Photoshop is highly sensitive to memory subsystem parameters. Equipped with high-speed dual-channel DDR3-2933 SDRAM, our platform is 12% faster than itself with DDR3-1333. The optimal-buy DDR3-2400 is 8% faster than popular DDR3-1600, too.

To test the processors’ performance at data archiving we use WinRAR 5.0. Using maximum compression rate, we archive a 1.7GB folder with multiple files.

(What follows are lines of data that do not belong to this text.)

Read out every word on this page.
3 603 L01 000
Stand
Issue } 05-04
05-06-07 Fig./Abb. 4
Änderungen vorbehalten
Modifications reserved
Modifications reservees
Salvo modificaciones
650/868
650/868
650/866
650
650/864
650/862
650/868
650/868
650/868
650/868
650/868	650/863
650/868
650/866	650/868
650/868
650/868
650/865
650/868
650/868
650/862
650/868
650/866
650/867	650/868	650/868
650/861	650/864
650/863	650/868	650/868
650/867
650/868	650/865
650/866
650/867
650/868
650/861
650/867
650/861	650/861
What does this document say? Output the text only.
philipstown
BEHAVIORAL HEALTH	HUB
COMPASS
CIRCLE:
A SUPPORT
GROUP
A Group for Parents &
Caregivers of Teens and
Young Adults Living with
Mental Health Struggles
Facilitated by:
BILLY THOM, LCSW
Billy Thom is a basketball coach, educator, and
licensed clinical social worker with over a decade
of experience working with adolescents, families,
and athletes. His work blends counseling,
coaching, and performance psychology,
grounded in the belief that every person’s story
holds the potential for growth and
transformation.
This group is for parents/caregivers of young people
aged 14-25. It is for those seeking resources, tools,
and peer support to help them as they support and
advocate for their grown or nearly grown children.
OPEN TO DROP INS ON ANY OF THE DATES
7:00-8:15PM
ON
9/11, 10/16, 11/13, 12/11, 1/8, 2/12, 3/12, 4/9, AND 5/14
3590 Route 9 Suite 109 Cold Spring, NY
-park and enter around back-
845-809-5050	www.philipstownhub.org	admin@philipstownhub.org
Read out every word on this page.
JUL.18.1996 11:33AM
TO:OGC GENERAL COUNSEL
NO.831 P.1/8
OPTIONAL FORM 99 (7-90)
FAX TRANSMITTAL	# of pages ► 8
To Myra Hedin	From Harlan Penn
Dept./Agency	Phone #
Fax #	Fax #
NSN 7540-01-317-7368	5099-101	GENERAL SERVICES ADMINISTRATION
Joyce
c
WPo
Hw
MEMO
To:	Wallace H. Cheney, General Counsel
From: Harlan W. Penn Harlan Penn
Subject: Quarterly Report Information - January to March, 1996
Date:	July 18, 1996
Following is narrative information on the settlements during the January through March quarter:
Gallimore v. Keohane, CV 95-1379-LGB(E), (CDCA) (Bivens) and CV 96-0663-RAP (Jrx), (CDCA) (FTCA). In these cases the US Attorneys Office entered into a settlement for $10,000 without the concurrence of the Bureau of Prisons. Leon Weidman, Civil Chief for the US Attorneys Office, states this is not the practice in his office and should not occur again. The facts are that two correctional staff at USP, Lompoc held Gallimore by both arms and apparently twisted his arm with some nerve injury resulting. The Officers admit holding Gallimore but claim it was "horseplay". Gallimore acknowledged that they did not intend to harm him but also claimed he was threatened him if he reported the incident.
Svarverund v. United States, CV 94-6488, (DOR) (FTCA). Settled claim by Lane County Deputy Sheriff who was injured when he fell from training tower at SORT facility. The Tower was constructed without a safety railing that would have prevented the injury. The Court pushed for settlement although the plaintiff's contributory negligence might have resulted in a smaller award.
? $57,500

Compressing files always showed good scalability of performance depending on memory frequency, even in the era of LGA1155, LGA1156 and LGA775 processors. And today, each 266MHz increase in DDR3 SDRAM frequency makes WinRAR faster by 3 to 4%. So, DDR3-2933 helps our Haswell processor do 23% faster than with DDR3-1333 at archiving.

In order to measure how fast the tested CPUs can transcode video into H.264 format we used x264 FHD Benchmark 1.0.1 (64 bit). It measures the time it takes the x264 coder to convert an MPEG-4/AVC video recorded in 1920x1080@50fps resolution with default settings. The results have high practical value because the x264 codec is part of popular transcoding utilities such as HandBrake, MeGUI, VirtualDub, etc. We regularly update the coder used in this performance test. This time around, we use version r2389, which supports all contemporary instruction sets including AVX2.

HD video transcoding doesn’t depend that much on memory subsystem parameters. DDR3-2400 is a mere 3% faster than DDR3-1600, a difference of 266MHz in memory frequency translating into a 1% difference in performance. The performance benefits get even smaller after the memory clock rate goes above 2400 MHz.